Non immettere subito le acque grigie. Per le prime 2-3 settimane fai scorrere solo acqua pulita, per lavare il materiale fine della ghiaia e far stabilizzare la colonia batterica. Poi inizia con volumi crescenti, partendo da un quarto del carico giornaliero. Il tempo di ritenzione idraulica, cioè il tempo che l’acqua impiega ad attraversare il letto, deve essere di 5-10 giorni: in questo intervallo il sistema abbatte fino al 90 percento del BOD, la domanda biochimica di ossigeno, e gran parte di azoto e fosforo, assorbiti dalle piante e trasformati dai batteri. Se l’acqua esce torbida o maleodorante, aumenta la superficie utile o riduci i volumi immessi.

Manutenzione annuale

La manutenzione è minima ma va fatta con costanza. Una volta all’anno, in autunno, sfalcia le piante a livello della ghiaia e allontana i residui, che non vanno lasciati nel letto. Ogni 3-5 anni, o quando la portata diminuisce, pulisci la zona di ingresso dai sedimenti e sostituisci la ghiaia intasata. Controlla ogni mese che i tubi non siano ostruiti, che il livello dell’acqua sia costante e che il pozzetto di raccolta sia libero. In inverno il sistema rallenta ma non si ferma: la cannuccia di palude entra in riposo vegetativo e l’attività batterica cala con la temperatura.

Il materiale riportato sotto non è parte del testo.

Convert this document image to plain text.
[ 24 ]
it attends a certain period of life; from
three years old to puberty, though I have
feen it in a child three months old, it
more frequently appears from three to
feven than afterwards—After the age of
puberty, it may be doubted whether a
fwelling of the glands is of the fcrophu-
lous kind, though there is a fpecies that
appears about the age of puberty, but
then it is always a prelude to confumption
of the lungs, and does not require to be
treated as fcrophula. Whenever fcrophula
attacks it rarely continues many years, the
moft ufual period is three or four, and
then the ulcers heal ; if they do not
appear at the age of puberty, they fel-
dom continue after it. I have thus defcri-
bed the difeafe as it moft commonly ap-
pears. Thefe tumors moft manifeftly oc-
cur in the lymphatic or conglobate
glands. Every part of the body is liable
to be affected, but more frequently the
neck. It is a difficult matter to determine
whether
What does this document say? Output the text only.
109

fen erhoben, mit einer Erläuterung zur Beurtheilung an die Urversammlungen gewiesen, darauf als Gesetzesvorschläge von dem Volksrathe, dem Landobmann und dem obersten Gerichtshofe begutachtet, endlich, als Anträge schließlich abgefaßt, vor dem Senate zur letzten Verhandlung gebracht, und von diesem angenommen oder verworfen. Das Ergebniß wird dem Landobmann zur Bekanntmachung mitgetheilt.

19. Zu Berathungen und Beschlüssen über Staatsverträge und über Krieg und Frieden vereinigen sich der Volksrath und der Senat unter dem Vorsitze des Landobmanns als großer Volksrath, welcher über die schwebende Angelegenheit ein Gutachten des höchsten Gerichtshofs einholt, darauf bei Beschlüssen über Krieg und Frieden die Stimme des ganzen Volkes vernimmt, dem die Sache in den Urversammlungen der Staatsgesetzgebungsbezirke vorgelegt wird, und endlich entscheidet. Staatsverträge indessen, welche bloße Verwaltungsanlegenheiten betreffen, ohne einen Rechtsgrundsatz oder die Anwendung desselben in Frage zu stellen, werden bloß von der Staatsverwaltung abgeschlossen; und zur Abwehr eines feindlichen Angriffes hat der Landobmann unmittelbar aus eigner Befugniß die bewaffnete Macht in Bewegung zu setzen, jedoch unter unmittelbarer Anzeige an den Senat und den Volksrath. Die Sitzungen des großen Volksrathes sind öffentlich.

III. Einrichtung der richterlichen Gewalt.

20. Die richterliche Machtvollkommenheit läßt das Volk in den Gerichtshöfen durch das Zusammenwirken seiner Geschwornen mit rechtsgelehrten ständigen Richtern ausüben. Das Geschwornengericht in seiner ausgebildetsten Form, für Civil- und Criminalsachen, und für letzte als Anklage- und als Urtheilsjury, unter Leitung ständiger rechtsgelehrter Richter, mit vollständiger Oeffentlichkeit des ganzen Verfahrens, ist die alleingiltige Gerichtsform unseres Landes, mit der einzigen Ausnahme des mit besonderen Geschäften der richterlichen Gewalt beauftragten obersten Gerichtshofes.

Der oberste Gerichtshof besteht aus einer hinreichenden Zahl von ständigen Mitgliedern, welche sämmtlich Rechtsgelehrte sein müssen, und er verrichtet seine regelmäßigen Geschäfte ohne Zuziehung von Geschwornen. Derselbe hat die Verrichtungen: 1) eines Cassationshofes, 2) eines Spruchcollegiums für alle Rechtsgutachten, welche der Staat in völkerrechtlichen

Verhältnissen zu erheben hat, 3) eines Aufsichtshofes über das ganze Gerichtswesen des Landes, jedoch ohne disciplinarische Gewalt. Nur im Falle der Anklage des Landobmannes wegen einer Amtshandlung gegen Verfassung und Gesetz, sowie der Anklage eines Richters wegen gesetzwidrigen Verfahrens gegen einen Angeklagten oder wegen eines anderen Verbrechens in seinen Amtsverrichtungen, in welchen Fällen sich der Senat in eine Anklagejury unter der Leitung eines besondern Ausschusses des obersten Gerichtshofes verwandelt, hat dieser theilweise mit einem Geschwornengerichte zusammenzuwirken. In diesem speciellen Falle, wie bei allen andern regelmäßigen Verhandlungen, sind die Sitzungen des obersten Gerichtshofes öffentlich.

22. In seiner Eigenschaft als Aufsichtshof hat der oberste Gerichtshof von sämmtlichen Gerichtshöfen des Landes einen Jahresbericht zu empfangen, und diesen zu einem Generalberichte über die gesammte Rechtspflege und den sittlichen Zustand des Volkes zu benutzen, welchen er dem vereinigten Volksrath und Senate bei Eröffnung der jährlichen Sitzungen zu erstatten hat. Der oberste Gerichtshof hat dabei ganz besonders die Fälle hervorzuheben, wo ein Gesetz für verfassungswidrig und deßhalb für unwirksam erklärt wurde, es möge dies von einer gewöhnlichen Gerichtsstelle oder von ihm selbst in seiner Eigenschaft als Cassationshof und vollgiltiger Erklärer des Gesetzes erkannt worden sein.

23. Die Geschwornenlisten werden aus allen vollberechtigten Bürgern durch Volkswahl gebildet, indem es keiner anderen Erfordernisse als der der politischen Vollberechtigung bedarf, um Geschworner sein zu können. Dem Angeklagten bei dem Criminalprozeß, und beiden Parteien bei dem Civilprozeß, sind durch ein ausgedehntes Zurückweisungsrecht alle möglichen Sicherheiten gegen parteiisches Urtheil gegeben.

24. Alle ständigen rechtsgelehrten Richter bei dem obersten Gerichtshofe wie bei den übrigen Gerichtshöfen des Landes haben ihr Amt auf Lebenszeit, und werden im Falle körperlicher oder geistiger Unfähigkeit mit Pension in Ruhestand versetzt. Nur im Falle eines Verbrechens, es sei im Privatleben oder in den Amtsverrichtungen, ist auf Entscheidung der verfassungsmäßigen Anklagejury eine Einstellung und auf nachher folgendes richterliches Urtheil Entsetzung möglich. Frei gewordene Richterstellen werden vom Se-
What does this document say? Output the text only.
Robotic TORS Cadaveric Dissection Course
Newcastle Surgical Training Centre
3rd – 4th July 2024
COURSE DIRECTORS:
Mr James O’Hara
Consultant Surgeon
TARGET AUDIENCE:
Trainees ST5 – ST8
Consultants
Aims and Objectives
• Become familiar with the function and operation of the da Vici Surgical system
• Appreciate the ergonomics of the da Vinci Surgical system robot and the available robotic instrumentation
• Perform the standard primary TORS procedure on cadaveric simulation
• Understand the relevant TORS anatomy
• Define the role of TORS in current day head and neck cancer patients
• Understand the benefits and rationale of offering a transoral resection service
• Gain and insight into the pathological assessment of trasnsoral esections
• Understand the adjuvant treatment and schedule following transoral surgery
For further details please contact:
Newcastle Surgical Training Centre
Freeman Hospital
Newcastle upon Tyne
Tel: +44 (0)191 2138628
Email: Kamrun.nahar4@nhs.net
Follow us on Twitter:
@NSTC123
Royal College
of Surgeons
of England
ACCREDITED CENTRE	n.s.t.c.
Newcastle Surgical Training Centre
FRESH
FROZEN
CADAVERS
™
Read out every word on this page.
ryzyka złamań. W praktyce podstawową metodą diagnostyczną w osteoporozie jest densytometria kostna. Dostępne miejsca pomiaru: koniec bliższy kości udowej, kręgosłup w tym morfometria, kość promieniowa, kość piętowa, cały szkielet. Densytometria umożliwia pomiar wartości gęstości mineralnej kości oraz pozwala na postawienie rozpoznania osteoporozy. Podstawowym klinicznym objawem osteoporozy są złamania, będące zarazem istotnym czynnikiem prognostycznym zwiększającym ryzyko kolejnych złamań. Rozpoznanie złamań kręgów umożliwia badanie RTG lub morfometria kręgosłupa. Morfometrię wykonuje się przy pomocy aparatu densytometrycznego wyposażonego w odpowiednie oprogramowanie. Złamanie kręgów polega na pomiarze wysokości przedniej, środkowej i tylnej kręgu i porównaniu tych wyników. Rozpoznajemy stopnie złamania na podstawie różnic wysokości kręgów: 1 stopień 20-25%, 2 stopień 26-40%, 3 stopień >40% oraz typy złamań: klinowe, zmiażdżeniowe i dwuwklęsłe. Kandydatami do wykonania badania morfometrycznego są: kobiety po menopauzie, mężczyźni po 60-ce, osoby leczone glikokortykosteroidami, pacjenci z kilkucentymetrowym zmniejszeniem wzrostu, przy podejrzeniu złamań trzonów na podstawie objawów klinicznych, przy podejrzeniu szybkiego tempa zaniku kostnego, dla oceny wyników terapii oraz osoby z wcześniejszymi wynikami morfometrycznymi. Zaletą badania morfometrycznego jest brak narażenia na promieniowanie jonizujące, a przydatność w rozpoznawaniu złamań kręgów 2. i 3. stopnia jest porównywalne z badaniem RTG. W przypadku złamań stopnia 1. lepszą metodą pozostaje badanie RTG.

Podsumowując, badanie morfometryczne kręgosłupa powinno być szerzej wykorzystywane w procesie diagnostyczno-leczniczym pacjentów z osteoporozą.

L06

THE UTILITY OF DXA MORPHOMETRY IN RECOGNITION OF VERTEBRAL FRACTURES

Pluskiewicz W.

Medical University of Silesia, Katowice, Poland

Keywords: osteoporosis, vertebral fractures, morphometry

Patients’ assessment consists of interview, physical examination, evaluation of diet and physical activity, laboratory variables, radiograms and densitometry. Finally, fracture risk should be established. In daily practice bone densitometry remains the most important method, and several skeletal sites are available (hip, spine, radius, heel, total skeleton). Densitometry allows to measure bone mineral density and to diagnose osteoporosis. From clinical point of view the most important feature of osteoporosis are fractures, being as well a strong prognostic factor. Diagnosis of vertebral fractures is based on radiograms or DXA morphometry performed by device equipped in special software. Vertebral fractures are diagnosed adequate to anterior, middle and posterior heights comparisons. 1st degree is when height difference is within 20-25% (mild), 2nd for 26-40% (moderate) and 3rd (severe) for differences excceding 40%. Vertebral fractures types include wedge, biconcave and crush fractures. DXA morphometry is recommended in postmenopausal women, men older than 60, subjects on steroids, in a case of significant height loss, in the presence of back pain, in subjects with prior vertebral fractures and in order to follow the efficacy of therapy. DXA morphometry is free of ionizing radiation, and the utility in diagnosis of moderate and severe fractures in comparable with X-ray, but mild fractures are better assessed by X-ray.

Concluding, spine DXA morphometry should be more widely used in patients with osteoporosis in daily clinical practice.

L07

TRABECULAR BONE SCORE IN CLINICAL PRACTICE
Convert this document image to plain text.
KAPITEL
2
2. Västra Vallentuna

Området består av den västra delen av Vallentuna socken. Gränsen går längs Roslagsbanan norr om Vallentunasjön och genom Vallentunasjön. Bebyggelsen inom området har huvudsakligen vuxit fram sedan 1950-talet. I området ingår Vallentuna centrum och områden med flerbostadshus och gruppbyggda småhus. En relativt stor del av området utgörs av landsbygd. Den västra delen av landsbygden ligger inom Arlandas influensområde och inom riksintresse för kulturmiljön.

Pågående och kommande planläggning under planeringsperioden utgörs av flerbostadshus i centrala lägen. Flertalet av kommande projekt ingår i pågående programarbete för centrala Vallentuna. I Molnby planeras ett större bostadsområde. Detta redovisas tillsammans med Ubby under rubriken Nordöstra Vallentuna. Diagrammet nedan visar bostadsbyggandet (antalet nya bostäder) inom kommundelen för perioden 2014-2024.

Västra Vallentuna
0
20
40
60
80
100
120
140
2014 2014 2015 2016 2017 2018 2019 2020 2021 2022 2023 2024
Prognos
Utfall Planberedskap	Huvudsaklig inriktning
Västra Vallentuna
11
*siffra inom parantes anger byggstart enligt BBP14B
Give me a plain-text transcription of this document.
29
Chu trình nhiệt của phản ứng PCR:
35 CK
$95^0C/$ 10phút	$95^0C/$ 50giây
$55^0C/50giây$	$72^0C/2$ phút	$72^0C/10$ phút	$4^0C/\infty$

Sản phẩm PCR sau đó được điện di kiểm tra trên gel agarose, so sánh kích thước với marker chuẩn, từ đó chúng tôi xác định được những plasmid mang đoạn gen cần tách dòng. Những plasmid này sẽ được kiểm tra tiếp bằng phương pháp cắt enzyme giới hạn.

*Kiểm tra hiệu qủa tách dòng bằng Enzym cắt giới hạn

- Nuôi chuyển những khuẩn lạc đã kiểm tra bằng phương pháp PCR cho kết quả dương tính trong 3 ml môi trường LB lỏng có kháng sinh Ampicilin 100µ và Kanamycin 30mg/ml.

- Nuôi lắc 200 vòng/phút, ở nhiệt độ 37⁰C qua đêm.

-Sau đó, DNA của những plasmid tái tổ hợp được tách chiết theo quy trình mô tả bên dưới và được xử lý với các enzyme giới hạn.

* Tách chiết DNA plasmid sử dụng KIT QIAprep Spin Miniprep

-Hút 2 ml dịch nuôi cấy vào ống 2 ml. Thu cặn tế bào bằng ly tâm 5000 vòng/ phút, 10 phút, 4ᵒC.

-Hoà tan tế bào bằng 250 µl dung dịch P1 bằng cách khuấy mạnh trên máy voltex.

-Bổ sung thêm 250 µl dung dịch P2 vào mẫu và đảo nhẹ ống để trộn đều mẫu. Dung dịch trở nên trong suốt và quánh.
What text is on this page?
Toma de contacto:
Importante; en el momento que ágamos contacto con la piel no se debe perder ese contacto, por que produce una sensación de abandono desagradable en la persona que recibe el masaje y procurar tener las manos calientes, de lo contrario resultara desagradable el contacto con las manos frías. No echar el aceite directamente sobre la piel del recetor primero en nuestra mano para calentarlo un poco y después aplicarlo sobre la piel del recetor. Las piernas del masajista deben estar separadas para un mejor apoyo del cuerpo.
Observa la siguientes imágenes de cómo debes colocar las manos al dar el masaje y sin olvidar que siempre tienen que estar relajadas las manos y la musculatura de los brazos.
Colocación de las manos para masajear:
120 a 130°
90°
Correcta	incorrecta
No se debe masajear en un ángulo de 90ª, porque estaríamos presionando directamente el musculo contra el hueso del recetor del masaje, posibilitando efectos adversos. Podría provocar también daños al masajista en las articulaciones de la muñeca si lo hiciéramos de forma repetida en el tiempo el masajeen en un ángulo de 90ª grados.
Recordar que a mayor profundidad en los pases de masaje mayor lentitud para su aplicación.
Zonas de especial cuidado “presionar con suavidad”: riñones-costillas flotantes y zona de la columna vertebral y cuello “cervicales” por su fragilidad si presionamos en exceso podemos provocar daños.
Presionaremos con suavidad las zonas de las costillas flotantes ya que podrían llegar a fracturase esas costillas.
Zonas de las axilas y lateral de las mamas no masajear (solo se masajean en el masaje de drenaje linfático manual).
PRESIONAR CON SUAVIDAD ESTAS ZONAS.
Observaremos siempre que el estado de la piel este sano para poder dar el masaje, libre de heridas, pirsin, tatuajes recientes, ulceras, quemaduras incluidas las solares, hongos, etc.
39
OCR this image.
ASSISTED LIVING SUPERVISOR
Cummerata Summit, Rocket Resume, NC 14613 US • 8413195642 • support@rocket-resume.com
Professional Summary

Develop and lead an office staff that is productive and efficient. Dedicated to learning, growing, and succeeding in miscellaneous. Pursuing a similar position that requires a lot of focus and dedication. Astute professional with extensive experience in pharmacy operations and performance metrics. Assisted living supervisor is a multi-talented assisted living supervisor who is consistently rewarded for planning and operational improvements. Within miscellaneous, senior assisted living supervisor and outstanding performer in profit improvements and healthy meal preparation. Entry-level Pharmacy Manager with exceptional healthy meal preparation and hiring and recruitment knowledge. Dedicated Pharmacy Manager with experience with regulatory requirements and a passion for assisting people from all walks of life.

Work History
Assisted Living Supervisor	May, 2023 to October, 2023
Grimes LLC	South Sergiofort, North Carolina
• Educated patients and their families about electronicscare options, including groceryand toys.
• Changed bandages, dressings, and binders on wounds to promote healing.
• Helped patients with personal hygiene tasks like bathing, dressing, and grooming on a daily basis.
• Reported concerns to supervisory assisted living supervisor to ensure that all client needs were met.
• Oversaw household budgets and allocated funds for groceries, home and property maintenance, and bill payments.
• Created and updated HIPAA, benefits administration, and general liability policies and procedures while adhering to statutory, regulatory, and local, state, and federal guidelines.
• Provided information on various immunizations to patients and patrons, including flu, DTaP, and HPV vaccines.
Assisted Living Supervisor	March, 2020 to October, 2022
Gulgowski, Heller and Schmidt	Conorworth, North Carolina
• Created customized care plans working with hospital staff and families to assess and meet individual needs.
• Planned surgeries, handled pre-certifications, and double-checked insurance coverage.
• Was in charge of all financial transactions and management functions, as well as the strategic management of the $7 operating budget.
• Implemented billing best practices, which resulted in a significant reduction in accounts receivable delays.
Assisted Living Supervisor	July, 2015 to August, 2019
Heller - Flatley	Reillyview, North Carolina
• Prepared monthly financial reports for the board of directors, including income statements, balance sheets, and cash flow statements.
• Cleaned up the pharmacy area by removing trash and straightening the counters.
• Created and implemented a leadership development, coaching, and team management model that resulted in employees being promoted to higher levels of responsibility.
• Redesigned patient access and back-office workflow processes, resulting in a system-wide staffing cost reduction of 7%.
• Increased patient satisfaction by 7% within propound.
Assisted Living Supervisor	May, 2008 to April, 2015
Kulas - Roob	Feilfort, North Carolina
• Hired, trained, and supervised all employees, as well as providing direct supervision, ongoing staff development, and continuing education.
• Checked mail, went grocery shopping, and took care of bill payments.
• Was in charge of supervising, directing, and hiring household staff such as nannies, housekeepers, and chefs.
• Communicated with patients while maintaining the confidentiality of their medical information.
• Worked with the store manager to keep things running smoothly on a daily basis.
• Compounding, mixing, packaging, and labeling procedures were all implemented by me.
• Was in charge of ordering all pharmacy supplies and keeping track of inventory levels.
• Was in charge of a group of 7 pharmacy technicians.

Utilizzi dell’acqua trattata

L’acqua in uscita è adatta all’irrigazione di alberi da frutto, siepi e piante ornamentali, mai a ortaggi le cui parti commestibili toccano il terreno e mai a uso domestico o alimentare. Se la usi con un impianto a goccia, filtra i residui con un tessuto o una calza di nylon sul pozzetto. Non accumulare l’acqua trattata per settimane senza movimento: meglio usarla entro pochi giorni. In caso di dubbi sulla qualità, soprattutto se in famiglia ci sono bambini o persone fragili, fai analizzare un campione prima del primo utilizzo.

⚠️ Segui queste istruzioni con cautela. L’autore non è responsabile per eventuali danni o lesioni derivanti dall’applicazione delle tecniche descritte.